В роли Изё мы с самого начала видели Эдвиж Фейер – и только ее. К счастью, она тоже согласилась. Настал день, когда я представил актрису Клоделю. Он оглядел ее оценивающим взглядом, как наездник чистокровного коня. Казалось, он был потрясен до глубины души: «Эдвиж – копия прототипа героини...»
Роль де Сиза, наименее важную из четырех, поручили Дакмину – я восхищался той уверенностью, с какой, несмотря на молодость, он играл свою первую крупную роль. Клодель считал его даже чересчур красивым. «Де Сиз, – писал он мне, – мерзкий тщедушный самец, но он знает, как удовлетворить великолепную самку. Здесь нет необходимости в очень хорошем актере. Почти все решают внешние данные». Дакмину оставалось только лепить образ, что он и сделал весьма успешно.
Лабисс, мой старый друг, делал декорации, Кристиан Берар – костюмы. Итак, работа продвигалась.
Я пробудил в Клоделе главную драму его жизни. «Речь идет о всей моей жизни, обстоятельства которой толкнули меня на поиски ее смысла.
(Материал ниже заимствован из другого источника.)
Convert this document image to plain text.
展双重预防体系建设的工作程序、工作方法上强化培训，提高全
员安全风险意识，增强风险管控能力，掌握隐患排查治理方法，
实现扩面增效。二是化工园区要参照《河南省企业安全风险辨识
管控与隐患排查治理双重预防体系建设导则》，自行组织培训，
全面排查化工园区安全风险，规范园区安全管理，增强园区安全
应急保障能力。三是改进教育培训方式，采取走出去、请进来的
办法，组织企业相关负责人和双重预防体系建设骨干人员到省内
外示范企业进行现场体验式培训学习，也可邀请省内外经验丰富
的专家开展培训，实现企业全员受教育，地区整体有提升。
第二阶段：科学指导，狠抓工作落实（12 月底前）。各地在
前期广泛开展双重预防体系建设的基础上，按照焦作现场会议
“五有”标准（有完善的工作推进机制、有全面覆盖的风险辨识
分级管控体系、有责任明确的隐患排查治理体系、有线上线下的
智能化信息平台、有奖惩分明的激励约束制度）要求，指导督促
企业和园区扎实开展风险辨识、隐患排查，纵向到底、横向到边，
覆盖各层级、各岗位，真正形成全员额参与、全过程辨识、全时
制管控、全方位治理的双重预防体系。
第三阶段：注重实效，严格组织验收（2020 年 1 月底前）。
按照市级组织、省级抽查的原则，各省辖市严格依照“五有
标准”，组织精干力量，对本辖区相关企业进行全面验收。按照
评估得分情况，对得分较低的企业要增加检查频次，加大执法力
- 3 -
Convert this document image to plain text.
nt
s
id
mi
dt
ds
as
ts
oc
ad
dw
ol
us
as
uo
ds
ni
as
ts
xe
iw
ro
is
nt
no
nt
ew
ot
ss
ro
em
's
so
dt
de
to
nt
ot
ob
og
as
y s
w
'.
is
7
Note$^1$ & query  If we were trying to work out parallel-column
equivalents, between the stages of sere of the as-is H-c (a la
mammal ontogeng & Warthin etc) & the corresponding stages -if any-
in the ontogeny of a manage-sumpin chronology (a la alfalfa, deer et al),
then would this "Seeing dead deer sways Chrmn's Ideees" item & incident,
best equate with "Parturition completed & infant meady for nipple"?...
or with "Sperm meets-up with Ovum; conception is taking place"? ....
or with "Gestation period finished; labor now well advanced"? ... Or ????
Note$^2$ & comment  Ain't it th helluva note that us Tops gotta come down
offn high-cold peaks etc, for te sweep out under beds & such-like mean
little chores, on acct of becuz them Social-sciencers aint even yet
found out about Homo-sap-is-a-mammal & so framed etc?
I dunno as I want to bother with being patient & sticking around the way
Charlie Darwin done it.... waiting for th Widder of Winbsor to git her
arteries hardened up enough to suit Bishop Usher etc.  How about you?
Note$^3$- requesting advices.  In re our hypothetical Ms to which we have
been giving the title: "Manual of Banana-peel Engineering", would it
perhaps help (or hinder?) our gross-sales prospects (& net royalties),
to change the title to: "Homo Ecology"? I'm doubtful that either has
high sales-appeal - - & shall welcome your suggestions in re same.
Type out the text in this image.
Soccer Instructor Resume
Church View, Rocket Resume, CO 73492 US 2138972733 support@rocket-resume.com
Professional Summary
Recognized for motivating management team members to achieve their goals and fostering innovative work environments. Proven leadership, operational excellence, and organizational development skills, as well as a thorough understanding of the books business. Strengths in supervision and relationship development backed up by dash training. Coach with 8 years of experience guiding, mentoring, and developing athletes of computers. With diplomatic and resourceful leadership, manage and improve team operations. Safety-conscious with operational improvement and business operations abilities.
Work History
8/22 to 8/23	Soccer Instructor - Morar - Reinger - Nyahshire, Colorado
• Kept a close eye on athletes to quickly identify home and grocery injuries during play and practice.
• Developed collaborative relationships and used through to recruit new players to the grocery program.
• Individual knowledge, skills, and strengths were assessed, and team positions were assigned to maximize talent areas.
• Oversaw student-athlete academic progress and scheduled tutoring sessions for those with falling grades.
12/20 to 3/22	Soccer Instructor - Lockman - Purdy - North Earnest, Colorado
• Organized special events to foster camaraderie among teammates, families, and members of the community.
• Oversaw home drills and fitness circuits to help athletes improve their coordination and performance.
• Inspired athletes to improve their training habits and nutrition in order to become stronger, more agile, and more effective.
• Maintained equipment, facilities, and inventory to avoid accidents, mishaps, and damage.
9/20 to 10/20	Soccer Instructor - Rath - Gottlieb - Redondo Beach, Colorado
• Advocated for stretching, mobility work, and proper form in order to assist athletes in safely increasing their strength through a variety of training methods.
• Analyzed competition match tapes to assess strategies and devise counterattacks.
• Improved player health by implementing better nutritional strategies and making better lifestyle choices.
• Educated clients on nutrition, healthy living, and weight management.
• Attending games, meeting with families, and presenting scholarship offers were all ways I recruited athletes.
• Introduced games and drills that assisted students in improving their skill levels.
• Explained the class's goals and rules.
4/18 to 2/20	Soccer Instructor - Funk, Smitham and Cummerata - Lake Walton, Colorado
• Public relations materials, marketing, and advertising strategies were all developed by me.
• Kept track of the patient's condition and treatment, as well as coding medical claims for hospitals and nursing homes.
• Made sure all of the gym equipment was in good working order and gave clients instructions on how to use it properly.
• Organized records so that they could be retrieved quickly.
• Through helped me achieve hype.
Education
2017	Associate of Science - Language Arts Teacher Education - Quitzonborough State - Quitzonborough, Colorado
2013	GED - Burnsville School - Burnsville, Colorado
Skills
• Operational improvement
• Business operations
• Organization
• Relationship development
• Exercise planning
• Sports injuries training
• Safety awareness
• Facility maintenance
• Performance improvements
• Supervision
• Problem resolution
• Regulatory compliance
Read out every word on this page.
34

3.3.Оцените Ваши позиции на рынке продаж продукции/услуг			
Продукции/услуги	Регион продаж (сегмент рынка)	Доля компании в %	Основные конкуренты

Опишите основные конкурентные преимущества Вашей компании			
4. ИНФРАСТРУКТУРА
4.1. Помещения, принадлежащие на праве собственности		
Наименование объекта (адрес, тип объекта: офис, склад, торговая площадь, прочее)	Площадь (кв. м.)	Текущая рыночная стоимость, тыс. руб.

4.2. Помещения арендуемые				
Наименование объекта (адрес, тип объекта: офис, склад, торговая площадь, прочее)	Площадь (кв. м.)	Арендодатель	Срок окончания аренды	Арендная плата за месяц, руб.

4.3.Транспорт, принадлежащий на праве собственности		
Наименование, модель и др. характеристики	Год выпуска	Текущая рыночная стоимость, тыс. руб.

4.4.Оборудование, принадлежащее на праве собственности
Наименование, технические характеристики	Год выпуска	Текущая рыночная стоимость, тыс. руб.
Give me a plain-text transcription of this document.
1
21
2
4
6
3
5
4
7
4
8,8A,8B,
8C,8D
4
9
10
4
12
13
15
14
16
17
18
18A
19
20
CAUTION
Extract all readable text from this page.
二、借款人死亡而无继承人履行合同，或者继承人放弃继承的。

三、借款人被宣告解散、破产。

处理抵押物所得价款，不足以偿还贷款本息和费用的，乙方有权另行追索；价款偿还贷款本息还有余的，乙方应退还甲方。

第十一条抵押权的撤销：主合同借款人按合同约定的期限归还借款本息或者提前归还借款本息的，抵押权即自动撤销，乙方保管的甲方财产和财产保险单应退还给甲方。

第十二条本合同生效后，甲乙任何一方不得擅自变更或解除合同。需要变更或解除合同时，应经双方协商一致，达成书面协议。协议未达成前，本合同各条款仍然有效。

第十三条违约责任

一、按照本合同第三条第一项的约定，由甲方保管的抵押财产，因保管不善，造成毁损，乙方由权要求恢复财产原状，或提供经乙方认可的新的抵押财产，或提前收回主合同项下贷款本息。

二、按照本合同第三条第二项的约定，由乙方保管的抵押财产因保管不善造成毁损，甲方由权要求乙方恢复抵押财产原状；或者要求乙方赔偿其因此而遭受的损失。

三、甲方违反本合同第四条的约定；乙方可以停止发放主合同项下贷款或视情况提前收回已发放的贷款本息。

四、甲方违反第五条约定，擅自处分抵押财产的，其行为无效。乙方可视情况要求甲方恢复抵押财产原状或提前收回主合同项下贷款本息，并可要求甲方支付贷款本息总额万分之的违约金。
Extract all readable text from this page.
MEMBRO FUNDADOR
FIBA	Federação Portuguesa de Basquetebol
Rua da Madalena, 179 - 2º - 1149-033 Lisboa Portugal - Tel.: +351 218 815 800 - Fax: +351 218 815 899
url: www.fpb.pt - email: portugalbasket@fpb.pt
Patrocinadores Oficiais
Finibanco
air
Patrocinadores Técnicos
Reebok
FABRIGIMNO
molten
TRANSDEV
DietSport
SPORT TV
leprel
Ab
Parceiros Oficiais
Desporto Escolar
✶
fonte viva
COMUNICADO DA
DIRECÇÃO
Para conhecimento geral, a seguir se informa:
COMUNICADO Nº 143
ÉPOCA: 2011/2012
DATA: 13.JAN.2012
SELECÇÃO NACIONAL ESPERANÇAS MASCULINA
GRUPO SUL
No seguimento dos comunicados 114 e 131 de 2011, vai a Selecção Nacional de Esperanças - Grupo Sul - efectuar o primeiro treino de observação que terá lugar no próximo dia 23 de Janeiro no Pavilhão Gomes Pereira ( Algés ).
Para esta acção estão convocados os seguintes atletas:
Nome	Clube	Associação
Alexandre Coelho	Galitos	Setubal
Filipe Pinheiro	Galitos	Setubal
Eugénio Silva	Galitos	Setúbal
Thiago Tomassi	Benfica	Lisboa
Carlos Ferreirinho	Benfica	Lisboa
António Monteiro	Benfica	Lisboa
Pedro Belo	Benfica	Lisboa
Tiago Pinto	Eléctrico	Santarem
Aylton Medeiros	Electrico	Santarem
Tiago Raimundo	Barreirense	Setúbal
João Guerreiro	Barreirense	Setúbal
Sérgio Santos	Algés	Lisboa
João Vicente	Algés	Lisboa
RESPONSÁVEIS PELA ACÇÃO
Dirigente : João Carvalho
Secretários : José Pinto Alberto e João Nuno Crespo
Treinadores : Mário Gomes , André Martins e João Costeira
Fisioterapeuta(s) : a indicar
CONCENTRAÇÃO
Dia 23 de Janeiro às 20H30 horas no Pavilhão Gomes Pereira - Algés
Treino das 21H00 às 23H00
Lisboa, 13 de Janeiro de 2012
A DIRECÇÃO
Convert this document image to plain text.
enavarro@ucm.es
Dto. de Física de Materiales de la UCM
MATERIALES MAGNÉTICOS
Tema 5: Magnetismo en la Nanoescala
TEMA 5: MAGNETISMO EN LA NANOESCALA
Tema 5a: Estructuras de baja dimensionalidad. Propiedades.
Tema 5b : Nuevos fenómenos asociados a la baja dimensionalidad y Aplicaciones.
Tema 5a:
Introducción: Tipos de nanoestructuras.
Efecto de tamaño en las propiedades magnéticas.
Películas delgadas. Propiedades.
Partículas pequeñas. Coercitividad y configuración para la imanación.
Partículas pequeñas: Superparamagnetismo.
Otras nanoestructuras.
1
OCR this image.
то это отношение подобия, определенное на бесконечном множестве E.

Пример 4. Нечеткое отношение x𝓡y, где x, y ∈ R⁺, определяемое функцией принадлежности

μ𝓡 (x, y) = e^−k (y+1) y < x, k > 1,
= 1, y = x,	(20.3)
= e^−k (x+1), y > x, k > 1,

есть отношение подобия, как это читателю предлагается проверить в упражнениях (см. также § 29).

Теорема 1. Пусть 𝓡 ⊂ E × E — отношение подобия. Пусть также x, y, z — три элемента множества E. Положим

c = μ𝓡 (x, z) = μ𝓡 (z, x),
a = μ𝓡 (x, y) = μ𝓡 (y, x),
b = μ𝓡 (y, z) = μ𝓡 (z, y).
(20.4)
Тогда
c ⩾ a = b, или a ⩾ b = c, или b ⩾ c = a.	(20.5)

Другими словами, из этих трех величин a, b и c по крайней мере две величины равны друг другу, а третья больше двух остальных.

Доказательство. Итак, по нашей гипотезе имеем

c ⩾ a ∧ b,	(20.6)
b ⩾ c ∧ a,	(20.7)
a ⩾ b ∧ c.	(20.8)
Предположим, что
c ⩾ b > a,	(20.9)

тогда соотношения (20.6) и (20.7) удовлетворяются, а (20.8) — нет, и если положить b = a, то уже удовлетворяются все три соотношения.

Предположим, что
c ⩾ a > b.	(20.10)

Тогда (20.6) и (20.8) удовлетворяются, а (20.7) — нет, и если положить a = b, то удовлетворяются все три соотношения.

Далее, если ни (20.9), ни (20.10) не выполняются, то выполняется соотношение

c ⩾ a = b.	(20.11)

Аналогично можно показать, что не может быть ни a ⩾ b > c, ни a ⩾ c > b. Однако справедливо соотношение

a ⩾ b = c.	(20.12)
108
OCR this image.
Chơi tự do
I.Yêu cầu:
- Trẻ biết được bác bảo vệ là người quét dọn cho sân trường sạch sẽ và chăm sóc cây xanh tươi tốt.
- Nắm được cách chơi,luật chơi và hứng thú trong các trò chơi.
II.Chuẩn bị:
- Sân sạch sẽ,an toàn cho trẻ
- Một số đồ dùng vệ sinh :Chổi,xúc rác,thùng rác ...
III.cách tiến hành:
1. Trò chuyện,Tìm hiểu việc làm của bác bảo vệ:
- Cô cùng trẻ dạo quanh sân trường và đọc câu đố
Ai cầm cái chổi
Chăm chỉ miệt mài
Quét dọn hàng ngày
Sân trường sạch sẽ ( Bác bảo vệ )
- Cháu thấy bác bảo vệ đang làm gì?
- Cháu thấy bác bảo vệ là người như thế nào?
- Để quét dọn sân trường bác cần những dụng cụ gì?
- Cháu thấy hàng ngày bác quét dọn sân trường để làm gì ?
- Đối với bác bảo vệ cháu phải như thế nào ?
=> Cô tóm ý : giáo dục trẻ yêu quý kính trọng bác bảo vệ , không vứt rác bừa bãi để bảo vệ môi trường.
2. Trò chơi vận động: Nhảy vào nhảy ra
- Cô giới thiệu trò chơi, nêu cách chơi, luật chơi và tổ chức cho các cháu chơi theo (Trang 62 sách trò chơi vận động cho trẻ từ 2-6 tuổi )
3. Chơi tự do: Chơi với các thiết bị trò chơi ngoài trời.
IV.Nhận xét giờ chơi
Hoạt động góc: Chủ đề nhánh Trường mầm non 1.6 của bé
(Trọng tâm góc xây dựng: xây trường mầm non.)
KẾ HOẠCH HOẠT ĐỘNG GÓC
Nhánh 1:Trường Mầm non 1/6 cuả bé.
Это нечто большее, чем литература. Если я сумею передать вашему сердцу и сердцу Фейер то, что чувствую сам, весь зал будет в слезах... Если вы не можете прийти, не пришлете ли ко мне хотя оы Фейер? Мне так нужно перенести в ее Душу свою! Эта пьеса не похожа ни на какую другую... Я писал ее кровью...».
«Тяжелая ночь, сухая кровь дымится на моем лице», – читаем у Рембо.
Увлекшись этим произведением, оживляющим прошлое, Клодель хотел переиначить «Раздел под южным солнцем».
Творческий механизм опять пришел в движение. Клодель любил перекраивать свои произведения. Настоящий поэт, написавший пьесу под диктовку желания, теперь хотел ее переосмыслить.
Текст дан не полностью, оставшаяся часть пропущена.